We are entering an era where devices can see rather than simply respond to touch. Recent smartphone launches from Apple (iPhone X), Huawei (Mate 10 Pro), and Google (Pixel 2 and Google Clips) are starting to shift the focus from what we see and do with our devices, to what the devices see and do for us.
Part of this technology growth comes the need for devices and applications to become more aware of the user’s surroundings which engenders the need for vision systems to capture this information and process it for inferencing.
Applications for computer vision are rather extensive, ranging from image cataloguing/sorting to securing an individual’s phone through facial recognition and detecting objects/persons in public.
Market movers like Apple, Google, Microsoft, Intel, Qualcomm, Huawei, NVIDIA etc have started to implement this technology into consumer and enterprise level devices — over time this technology will trickle down to wider breadth of devices and pricing tiers.
Major features such as security (e.g. Apple Face ID), social networking (Apple animojis), and content (Google Clips) are early examples of this confluence of computer vision, artificial intelligence (AI), and machine learning.
These devices also highlight a trend where both computer vision and AI are moving to the end device instead of relying on the cloud, engendering additional market opportunity for chip suppliers to bring to market more robust chips and GPUs and solutions like accelerators and VPUs (vision processing unit, a class of processor intended for accelerating machine vision tasks).

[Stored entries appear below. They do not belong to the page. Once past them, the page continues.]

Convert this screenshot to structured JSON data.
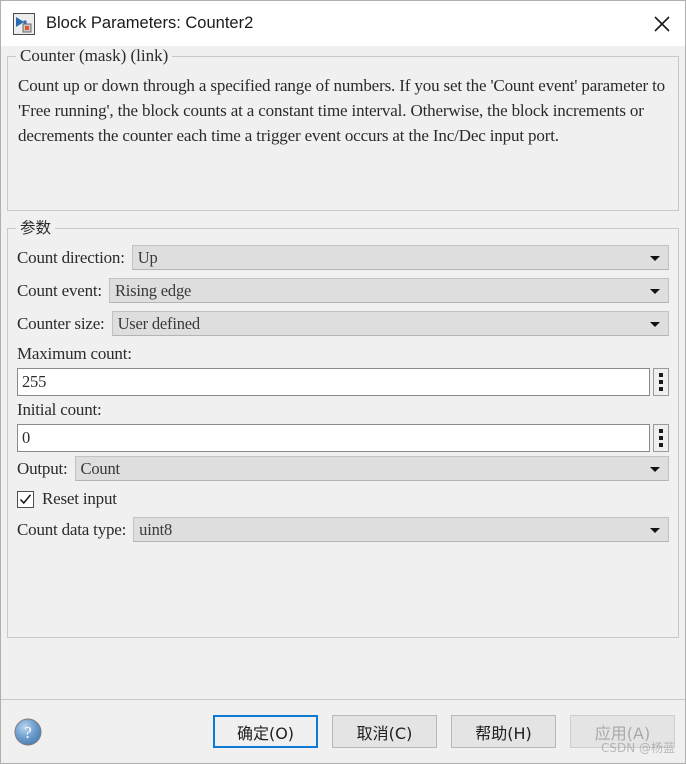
{
  "window": {
    "title": "Block Parameters: Counter2",
    "icon": "simulink-block-icon",
    "close_label": "close-icon"
  },
  "description_group": {
    "legend": "Counter (mask) (link)",
    "text": "Count up or down through a specified range of numbers. If you set the 'Count event' parameter to 'Free running', the block counts at a constant time interval. Otherwise, the block increments or decrements the counter each time a trigger event occurs at the Inc/Dec input port."
  },
  "parameters_group": {
    "legend": "参数",
    "count_direction": {
      "label": "Count direction:",
      "value": "Up"
    },
    "count_event": {
      "label": "Count event:",
      "value": "Rising edge"
    },
    "counter_size": {
      "label": "Counter size:",
      "value": "User defined"
    },
    "maximum_count": {
      "label": "Maximum count:",
      "value": "255"
    },
    "initial_count": {
      "label": "Initial count:",
      "value": "0"
    },
    "output": {
      "label": "Output:",
      "value": "Count"
    },
    "reset_input": {
      "label": "Reset input",
      "checked": true
    },
    "count_data_type": {
      "label": "Count data type:",
      "value": "uint8"
    }
  },
  "footer": {
    "help_icon": "help-question-icon",
    "ok_label": "确定(O)",
    "cancel_label": "取消(C)",
    "help_label": "帮助(H)",
    "apply_label": "应用(A)",
    "watermark": "CSDN @杨蓝"
  },
  "colors": {
    "dialog_bg": "#f0f0f0",
    "titlebar_bg": "#ffffff",
    "combo_bg": "#dedede",
    "field_bg": "#ffffff",
    "focus_blue": "#0b7ad5"
  }
}
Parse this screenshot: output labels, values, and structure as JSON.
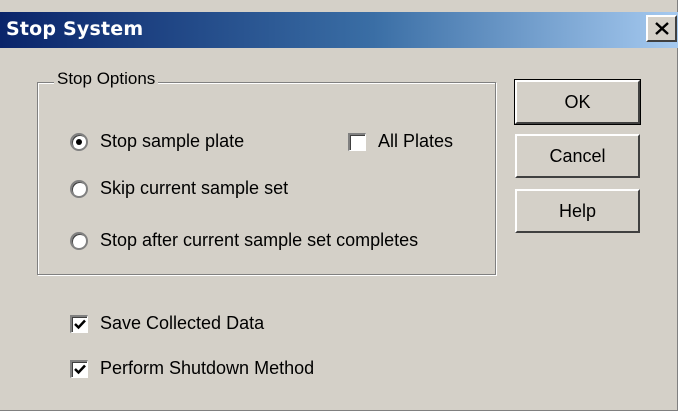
{
  "window": {
    "title": "Stop System",
    "close_glyph": "X"
  },
  "stop_options": {
    "legend": "Stop Options",
    "radios": [
      {
        "label": "Stop sample plate",
        "selected": true
      },
      {
        "label": "Skip current sample set",
        "selected": false
      },
      {
        "label": "Stop after current sample set completes",
        "selected": false
      }
    ],
    "all_plates": {
      "label": "All Plates",
      "checked": false
    }
  },
  "checkboxes": [
    {
      "label": "Save Collected Data",
      "checked": true
    },
    {
      "label": "Perform Shutdown Method",
      "checked": true
    }
  ],
  "buttons": {
    "ok": "OK",
    "cancel": "Cancel",
    "help": "Help"
  },
  "icons": {
    "close": "close-icon",
    "check": "check-icon",
    "radio_dot": "radio-dot-icon"
  },
  "colors": {
    "face": "#d4d0c8",
    "title_start": "#0a246a",
    "title_end": "#a6caf0"
  }
}
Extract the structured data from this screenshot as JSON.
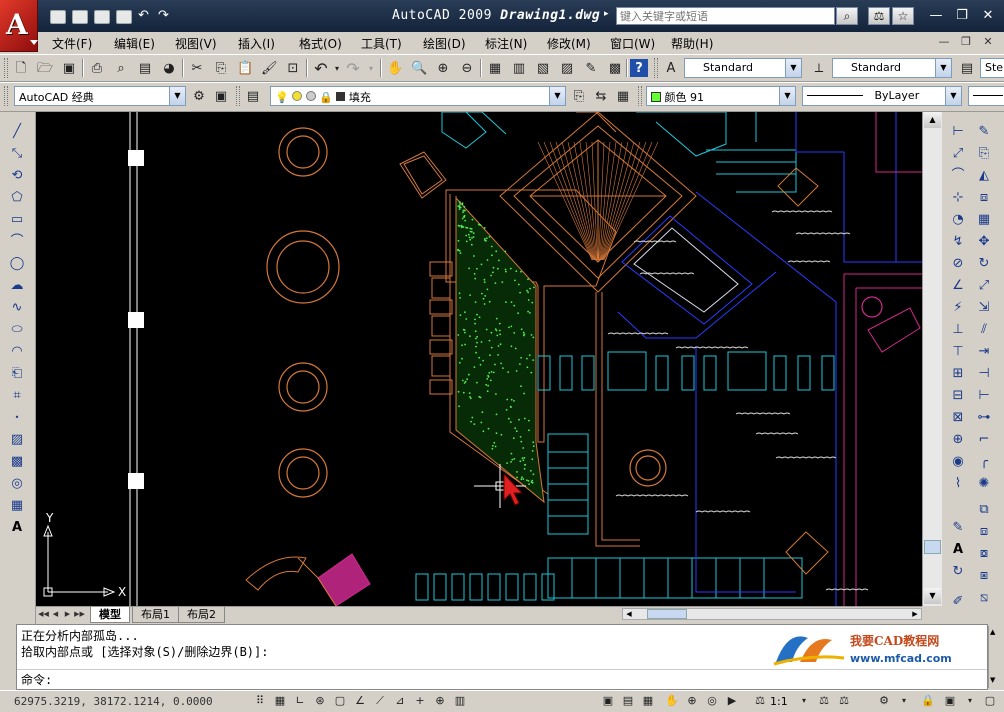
{
  "app": {
    "name_prefix": "AutoCAD 2009",
    "document": "Drawing1.dwg",
    "logo_letter": "A"
  },
  "search": {
    "placeholder": "键入关键字或短语"
  },
  "menus": [
    "文件(F)",
    "编辑(E)",
    "视图(V)",
    "插入(I)",
    "格式(O)",
    "工具(T)",
    "绘图(D)",
    "标注(N)",
    "修改(M)",
    "窗口(W)",
    "帮助(H)"
  ],
  "styles": {
    "text_style": "Standard",
    "dim_style": "Standard",
    "table_style_partial": "Ste"
  },
  "workspace": {
    "name": "AutoCAD 经典"
  },
  "layer": {
    "name": "填充",
    "color_label": "颜色 91",
    "color_hex": "#66ff33",
    "linetype": "ByLayer"
  },
  "layout_tabs": [
    "模型",
    "布局1",
    "布局2"
  ],
  "active_tab": "模型",
  "ucs": {
    "x_label": "X",
    "y_label": "Y"
  },
  "command": {
    "history_1": "正在分析内部孤岛...",
    "history_2": "拾取内部点或 [选择对象(S)/删除边界(B)]:",
    "prompt": "命令:"
  },
  "status": {
    "coordinates": "62975.3219, 38172.1214, 0.0000",
    "annotation_scale": "1:1"
  },
  "watermark": {
    "brand": "我要CAD教程网",
    "url": "www.mfcad.com"
  },
  "colors": {
    "canvas_bg": "#000000",
    "orange": "#d4783a",
    "cyan": "#21c6d8",
    "blue": "#2a3cff",
    "magenta": "#d02a8c",
    "crosshair": "#ffffff",
    "cursor": "#e02020"
  }
}
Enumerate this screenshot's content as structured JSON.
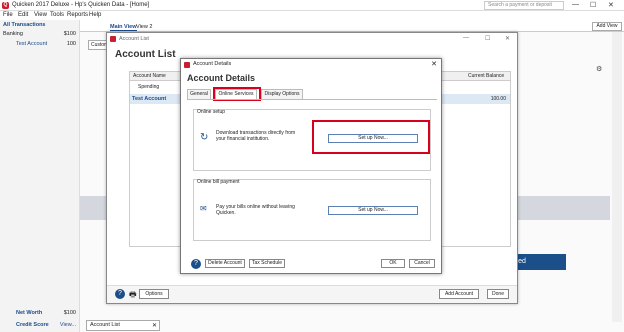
{
  "window": {
    "title": "Quicken 2017 Deluxe - Hp's Quicken Data - [Home]",
    "search_placeholder": "Search a payment or deposit",
    "minimize": "—",
    "maximize": "☐",
    "close": "✕"
  },
  "menu": [
    "File",
    "Edit",
    "View",
    "Tools",
    "Reports",
    "Help"
  ],
  "sidebar": {
    "all_transactions": "All Transactions",
    "banking_label": "Banking",
    "banking_amount": "$100",
    "test_account_label": "Test Account",
    "test_account_amount": "100",
    "net_worth_label": "Net Worth",
    "net_worth_amount": "$100",
    "credit_score_label": "Credit Score",
    "credit_score_link": "View..."
  },
  "main": {
    "tabs": [
      "Main View",
      "View 2"
    ],
    "add_view": "Add View",
    "customize": "Custom",
    "started_button": "tarted",
    "bottom_tab": "Account List"
  },
  "account_list": {
    "window_title": "Account List",
    "heading": "Account List",
    "col_name": "Account Name",
    "col_balance": "Current Balance",
    "group_spending": "Spending",
    "account_name": "Test Account",
    "account_balance": "100.00",
    "options": "Options",
    "add_account": "Add Account",
    "done": "Done"
  },
  "dialog": {
    "window_title": "Account Details",
    "heading": "Account Details",
    "tabs": [
      "General",
      "Online Services",
      "Display Options"
    ],
    "online_setup_title": "Online setup",
    "download_text": "Download transactions directly from your financial institution.",
    "setup_now": "Set up Now...",
    "bill_payment_title": "Online bill payment",
    "bill_text": "Pay your bills online without leaving Quicken.",
    "setup_now_2": "Set up Now...",
    "help": "?",
    "delete_account": "Delete Account",
    "tax_schedule": "Tax Schedule",
    "ok": "OK",
    "cancel": "Cancel"
  },
  "colors": {
    "brand_red": "#c8202f",
    "accent_blue": "#1b4f8a",
    "highlight_red": "#d8001a"
  }
}
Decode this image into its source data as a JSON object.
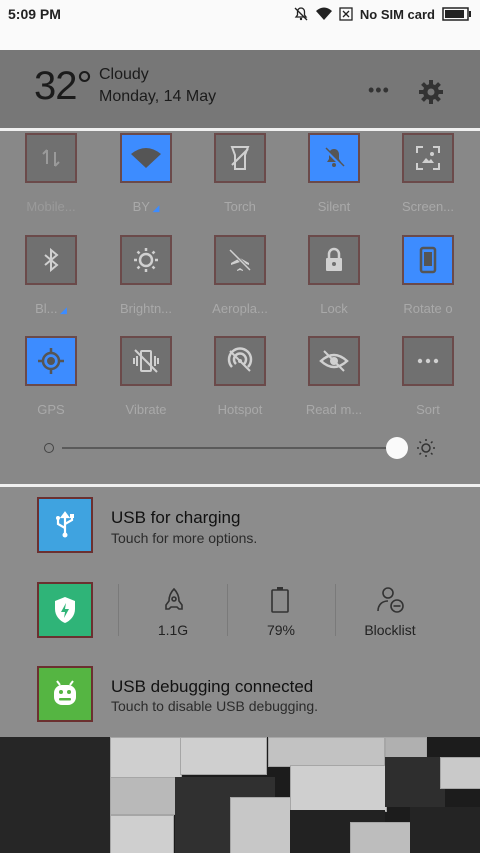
{
  "status_bar": {
    "time": "5:09 PM",
    "carrier": "No SIM card"
  },
  "weather": {
    "temperature": "32°",
    "condition": "Cloudy",
    "date": "Monday, 14 May"
  },
  "quick_settings": {
    "tiles": [
      {
        "label": "Mobile...",
        "icon": "mobile-data-icon",
        "on": false
      },
      {
        "label": "BY",
        "icon": "wifi-icon",
        "on": true
      },
      {
        "label": "Torch",
        "icon": "torch-icon",
        "on": false
      },
      {
        "label": "Silent",
        "icon": "silent-bell-icon",
        "on": true
      },
      {
        "label": "Screen...",
        "icon": "screenshot-icon",
        "on": false
      },
      {
        "label": "Bl...",
        "icon": "bluetooth-icon",
        "on": false
      },
      {
        "label": "Brightn...",
        "icon": "brightness-icon",
        "on": false
      },
      {
        "label": "Aeropla...",
        "icon": "airplane-icon",
        "on": false
      },
      {
        "label": "Lock",
        "icon": "lock-icon",
        "on": false
      },
      {
        "label": "Rotate o",
        "icon": "rotate-icon",
        "on": true
      },
      {
        "label": "GPS",
        "icon": "gps-icon",
        "on": true
      },
      {
        "label": "Vibrate",
        "icon": "vibrate-icon",
        "on": false
      },
      {
        "label": "Hotspot",
        "icon": "hotspot-icon",
        "on": false
      },
      {
        "label": "Read m...",
        "icon": "reading-mode-icon",
        "on": false
      },
      {
        "label": "Sort",
        "icon": "more-icon",
        "on": false
      }
    ],
    "brightness_level": 0.99
  },
  "notifications": {
    "usb": {
      "title": "USB for charging",
      "subtitle": "Touch for more options."
    },
    "security": {
      "stats": [
        {
          "value": "1.1G",
          "icon": "rocket-icon"
        },
        {
          "value": "79%",
          "icon": "battery-icon"
        },
        {
          "value": "Blocklist",
          "icon": "person-block-icon"
        }
      ]
    },
    "debug": {
      "title": "USB debugging connected",
      "subtitle": "Touch to disable USB debugging."
    }
  },
  "colors": {
    "accent": "#3d8cff",
    "usb_icon": "#3fa3e0",
    "security_icon": "#2fb478",
    "android_icon": "#55b542"
  }
}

Michael Inouye, principal analyst at ABI Research, said that the combination of AI, machine learning, and computer vision will help people use and interact with their devices in new and more profound ways.
“We will move from one-to-one connections between devices and the Web and remote services to an increasingly connected ecosystem of components that work together,” he said.
ABI Research forecasts that by 2022, over 650 million mobile devices will support more advanced vision applications on the device.
“Our phones will move from retouching our photos in the cloud to using vision to recognise when we are upset and perhaps starting some music to ease our troubled minds,” he said.
While some of the markets supporting embedded vision like VR and AR may appear to be new, he said that they are in fact much older than the recent product launches — they are simply spreading because the technology has reached a critical level where science fiction and imagination are starting to become reality.
He said that mobile devices will remain the largest ‘market opportunity’ by volume of devices for computer vision. AR/VR applications will leverage or rely on smartphones. Computer vision will in some ways be bounded by what the camera can see.
“Google Clips offers a new take on cameras which attempts to automatically look for and capture great moments. Smartphone cameras intelligence may be most limited by their field of view. They will be blind when they are in our pockets; a 180-degree front-facing camera may have immensely more useful intelligence compared to approximately 100 degrees of many devices today,” he said.
More nascent markets like AR and VR already rely on vision tech, but he said that it will benefit greatly as more developers create new and expand upon existing ways to use devices and users assimilate these applications into their daily lives.